Çocukları Nasıl Koruruz?

Son yıllarda toplumsal çürüme ve tırmandırılan erkek egemenliği ile, son aylarda bunlarla birlikte karantina koşulları sonucunda çocuk cinsel istismarı hızla tırmanıyor. TÜİK 2019 raporlarına göre geçen yıl 16-17 yaş arasında 17 bin kız çocuğu evlendirildi. 15-17 yaş arasında 9 bin 714 çocuk, doğum yaptı. 15 yaşın altında ise 142 kız çocuğu doğum yaptı. Son üç haftada üç çocuk önce kayboldu sonra ölü bulundu.

Bütün bu rakamlara rağmen hala çocuk cinsel istismarı faillerinin affının istenmesi, “küçüğün rızası var” algısının perçinlenmesi, MEB ve Ensar Vakfı arasında süren protokoller, okullarda değerler eğitiminin Ensar’a emanet edilmesi; çocukların sağlıklı cinsel gelişimini sağlayacak, haklarının bilincine varmalarına destek olacak kitapların yasaklanması gibi sayısız adım, çocuğun korunması adıyla neler yapıldığını açıkça gösteriyor. Gaye çocuğu korumak değil. Çocuğu bütün bunlar içerinde hapsedip güçsüz bırakmak.

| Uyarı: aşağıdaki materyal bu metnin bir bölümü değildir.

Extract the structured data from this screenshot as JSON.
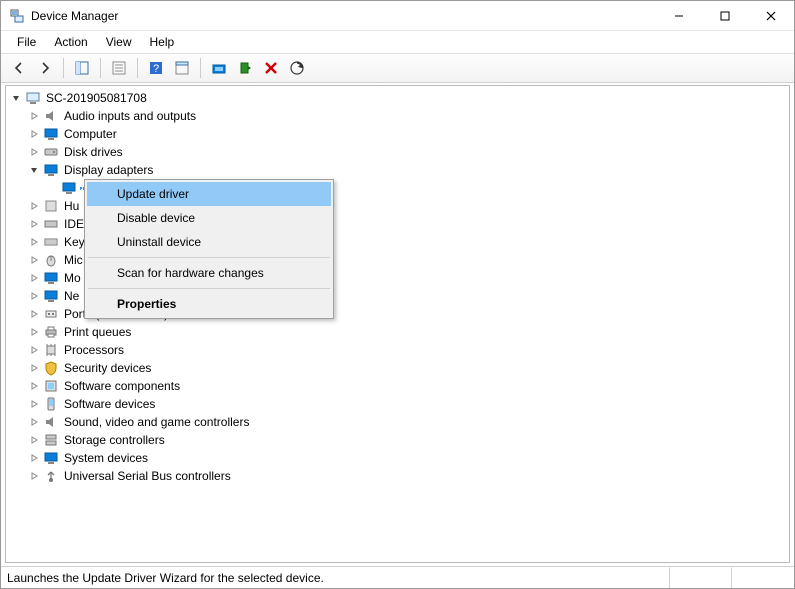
{
  "title": "Device Manager",
  "menu": {
    "file": "File",
    "action": "Action",
    "view": "View",
    "help": "Help"
  },
  "tree": {
    "root": "SC-201905081708",
    "items": [
      "Audio inputs and outputs",
      "Computer",
      "Disk drives",
      "Display adapters",
      "Hu",
      "IDE",
      "Key",
      "Mic",
      "Mo",
      "Ne",
      "Ports (COM & LPT)",
      "Print queues",
      "Processors",
      "Security devices",
      "Software components",
      "Software devices",
      "Sound, video and game controllers",
      "Storage controllers",
      "System devices",
      "Universal Serial Bus controllers"
    ],
    "selected_child_placeholder": ""
  },
  "context_menu": {
    "update_driver": "Update driver",
    "disable_device": "Disable device",
    "uninstall_device": "Uninstall device",
    "scan": "Scan for hardware changes",
    "properties": "Properties"
  },
  "status": "Launches the Update Driver Wizard for the selected device."
}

Yeni rejim kurumsallaşırken, iktidarın kendi İslam anlayışı çerçevesinde yeni topluma biçim verilmeye çalışılıyor. Eğitim, burada başat rolde. Çocuklar, eğitimin bütün kademelerinde bilimsellik ve eleştirel bakıştan uzaklaştırılırken yoğunlaştırılmış din eğitimlerine boğuluyorlar. Matematik, fen bilimleri gibi dersler azalırken, dini içerikli derslerin sayısı ve türleri artıyor. Ensar gibi vakıfların okullara girmesi ile birlikte bu iyice derinleştiriliyor.

Ama çocukları korumak, korurken acizleştirmemek elbette mümkün. Çocuğun hakkı var diyen herkesle birlikte.

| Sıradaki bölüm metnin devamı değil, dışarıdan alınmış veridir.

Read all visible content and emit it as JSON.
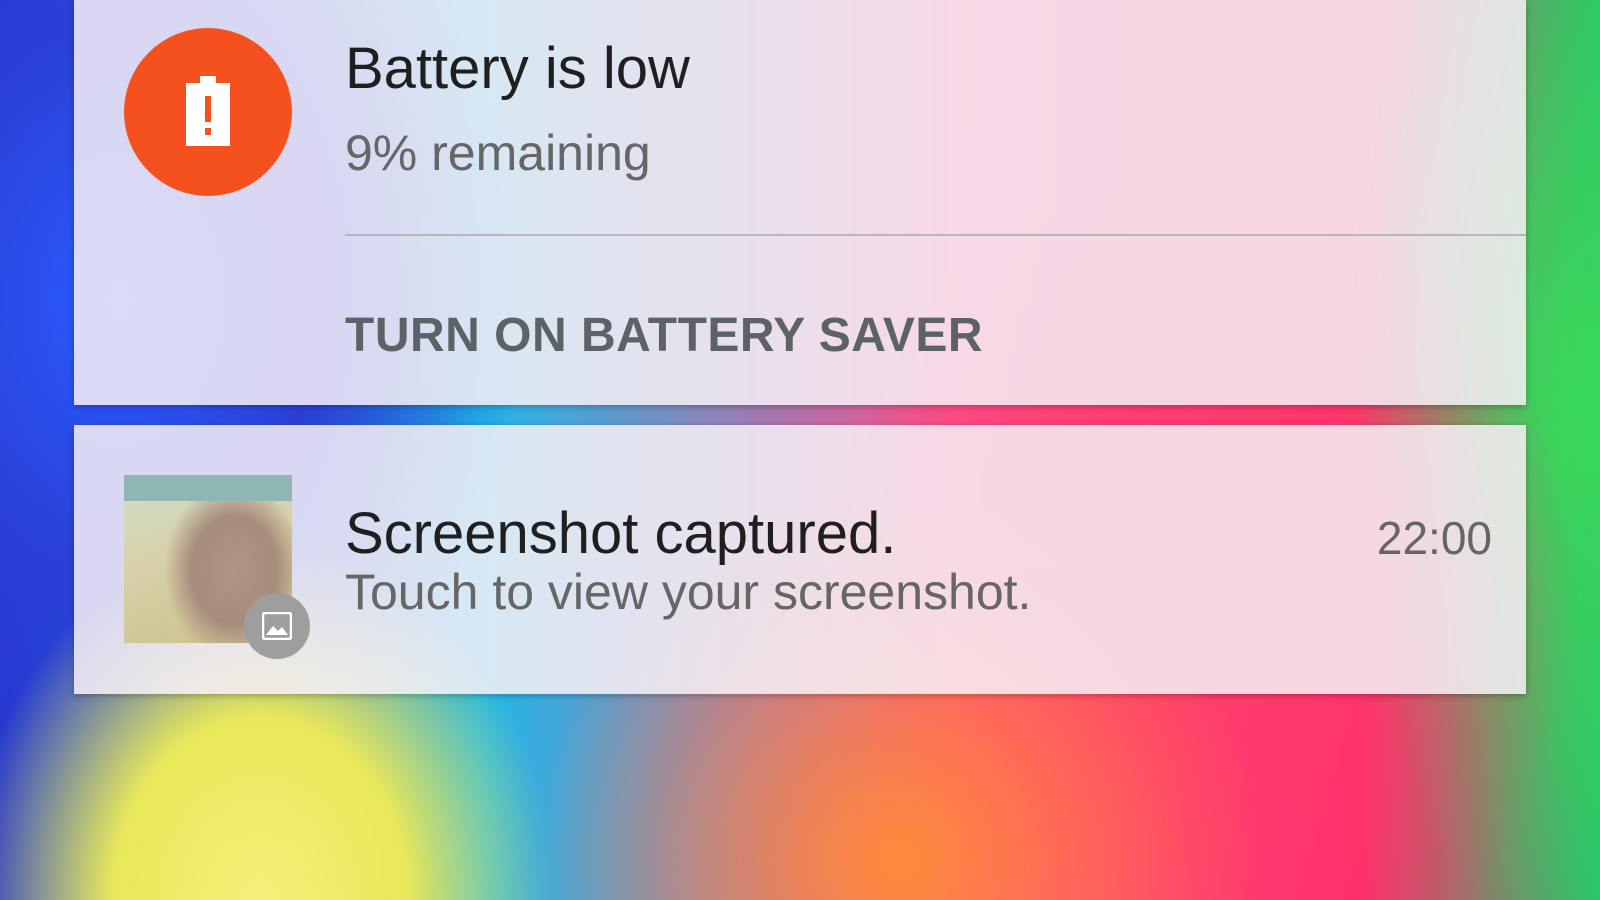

En önemli şey çocuğu güçlendirmek. Bedenini, dokunuşları, duygularını tanımasını ve yakınındaki en az bir kişiye güven duymasını sağlamak. Ona, bir birey olduğunu, haklarının varlığını ve bu hakların yasalar tarafından korunduğunu anlatmak. Asıl “muzır” olanın, çocukların bilimsel olmayan, eşitlik ve özgürlükten uzak, sessizliğe mahkûm bırakılması olduğunu bilmek. Onlara, onları güçlendirecek alanlar açmak, bunun en iyi aracı olan kitapları özgürce okumalarını sağlamak…

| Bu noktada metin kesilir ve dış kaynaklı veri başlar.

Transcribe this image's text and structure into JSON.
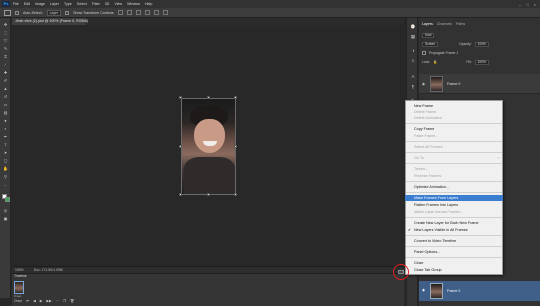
{
  "menubar": {
    "logo": "Ps",
    "items": [
      "File",
      "Edit",
      "Image",
      "Layer",
      "Type",
      "Select",
      "Filter",
      "3D",
      "View",
      "Window",
      "Help"
    ],
    "window_buttons": [
      "–",
      "□",
      "×"
    ]
  },
  "options": {
    "auto_select_label": "Auto-Select:",
    "auto_select_value": "Layer",
    "show_transform_label": "Show Transform Controls"
  },
  "document": {
    "tab_title": "Jimin vlive (2).psd @ 100% (Frame 0, RGB/8)"
  },
  "status": {
    "zoom": "100%",
    "doc_size": "Doc: 171.5K/1.09M"
  },
  "timeline": {
    "title": "Timeline",
    "frame_delay": "0 sec.",
    "loop_value": "Once"
  },
  "layers_panel": {
    "tabs": [
      "Layers",
      "Channels",
      "Paths"
    ],
    "kind_label": "Kind",
    "blend_mode": "Screen",
    "opacity_label": "Opacity:",
    "opacity_value": "100%",
    "lock_label": "Lock:",
    "fill_label": "Fill:",
    "fill_value": "100%",
    "propagate_label": "Propagate Frame 1",
    "layer_name": "Frame 0",
    "layer_name_2": "Frame 0"
  },
  "context_menu": {
    "new_frame": "New Frame",
    "delete_frame": "Delete Frame",
    "delete_animation": "Delete Animation",
    "copy_frame": "Copy Frame",
    "paste_frame": "Paste Frame...",
    "select_all_frames": "Select All Frames",
    "go_to": "Go To",
    "tween": "Tween...",
    "reverse_frames": "Reverse Frames",
    "optimize_animation": "Optimize Animation...",
    "make_frames_from_layers": "Make Frames From Layers",
    "flatten_frames": "Flatten Frames Into Layers",
    "match_layer": "Match Layer Across Frames...",
    "create_new_layer": "Create New Layer for Each New Frame",
    "new_layers_visible": "New Layers Visible in All Frames",
    "convert_timeline": "Convert to Video Timeline",
    "panel_options": "Panel Options...",
    "close": "Close",
    "close_tab_group": "Close Tab Group"
  },
  "colors": {
    "highlight": "#3b7ed0",
    "annotation": "#e01f1f"
  }
}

Bu en temel ve sürekli adım. Ancak yasaların ve çocuğu koruyan sözleşmelerin korunması da burada bağlayıcı bir önemde. Ensar için “bir kereden bir şey olmaz” diyenler, onlarla gülerek poz verenlerle  TCK103’e saldıranlar aynı kişiler. Küçükleri Muzır Neşriyattan Koruma Kurulu’nun da onlardan farklı olduğu söylenemez. Çocuğu koruyan yasalara sıkı sıkı sarılırken; nasıl ki yetişkinlerin haber alma hakkının engellenmesine ya da kitapların toplatılmasına karşı çıkıyorsak aynı oranda, keyfi, belirsiz nitelemelerle muzır ilan edilmelere de karşı çıkmalıyız.

Çocuklar için yaşanabilir, özgür ve eşit bir dünya için yapabileceğimiz çok şey var. Haklarını daha gür sesle dillendirmek, onları koruyan yasaları savunmak, onları merkeze alan mekanizmalar yaratmak, onlara geleceğin yetişkinleri değil şimdinin bireyleri olarak bakmak ve çocuklara dair bütünlüklü bir politika üretmek.

Bu bütünlüklü politika, ortak bir mücadele içerisinde, çocukların özne olduğu, yerel yönetimlerden çocuk hakkı derneklerine, kadın örgütlerine kadar pek çok alanın işbirliğinde mümkün olacaktır.